A main responsibility of management is to make sure that teams function well. This implies defining the adequate organisational structures and finding adequate people.
The Boss Team
Sometimes, the structure is easy. There’s a boss and there are employees. The boss decides how the team should function, what should be done, who should do it, and is finally the one evaluating the employees according to his/her expectations. The employees can be involved in all these aspects, but the boss has the final authority. This model has sometimes a bad press, because if the boss sucks, it’s hell.
There are other ways to organise teams. In scrum for instance, the product owner decides what should be done. The development team decides which member does what, and how. How the team works is partly given by the scrum framework itself. But the team can also adapt its way of working through retrospectives. Performance evaluation is not part of scrum and there’s often a line manager, not working closely witht the team, in charge of it. There’s less concentration of power on a “boss”.
Following the decentralisation of power, we lend on so called “self-organising” teams. Given a high-level mission, the team is in charge to figure out how to work (“working on the system, not in the system”), what to do, and who does what.
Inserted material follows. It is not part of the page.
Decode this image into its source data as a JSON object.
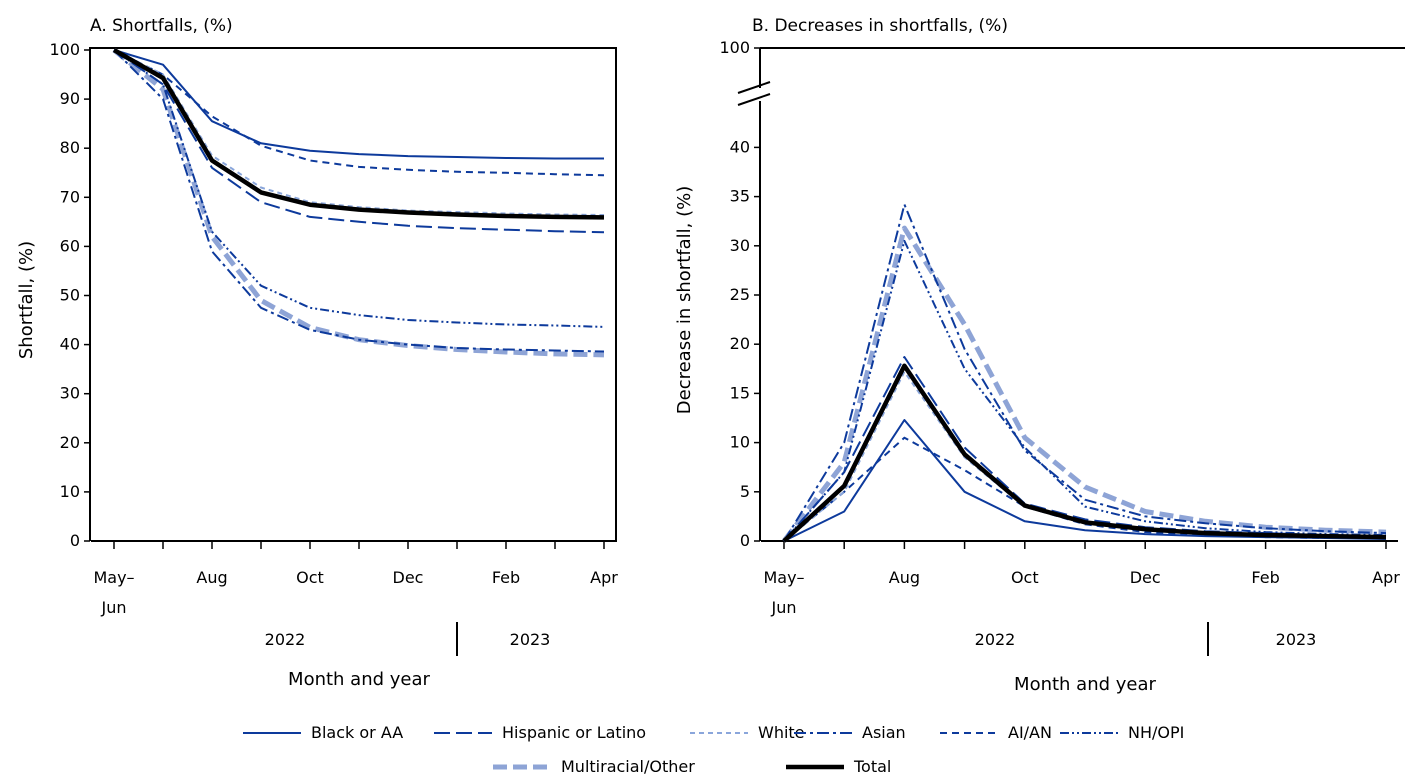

Performance evaluation is still outside the team. In any group a power structure will establish itself. In this case, it’s informal.
In any of the above models, there can be more or less specialisation in the team members. If all employees of a boss team have roughly the same skills, tasks can be distributed arbitrary. If a high specialisation exists, who does what is fixed in advance. How specialisation happens is a side-effect of how the team functions. It can be actively encourage (e.g. T-Shirt Skills) or discouraged. It can be formal (e.g. through job title) or informal.
Staffing is usually outside of the power of the team, except for a boss team. But like other budget issue, it could become part of the team responsabilities.
||Scrum Team||Self-Organising Team|
|How the team works||Boss||Scrum + Team (Retro)||Team|
|What to do||Boss||Product Owner||Team|
|Who does what||Boss||Team||Team|
|How to do it||Team||Team||Team|
|Performance Evaluation||Boss||Line Manager||Line Manager|
|Staffing||Boss||Line Manager||Line Manager|
Needless to say, this isn’t an exhaustive listing of all possible structures we find in organisations. In a complex organisation you might have “what do do” actually beeing split between a project manager, a business analyst, and some high-level managment. Or “how to do it” can be split between someone specialised as architect and the rest of the team.
There might also be certain processes to follow, e.g. for compliance or governance reasons.
Each time you have more than one item in a cell in the table, it means that either responsibilities are diluted or there is some specialisation going on. A bit of both might be justified, like a review process for some decision or having experts in some domain. Dilution of responsibilities and specialisation can go hand in hand if the expert acts as reviewer. But having too many items in the cells is probably a sign of organizational dysfunction.
The number of items in the cells reflects the complexity of the organization, a bit like function points reflects the complexity of a feature. I don’t know what’s an acceptable complexity here. As a rough number for a threshold, I would say there should be no more than twelve points across the column.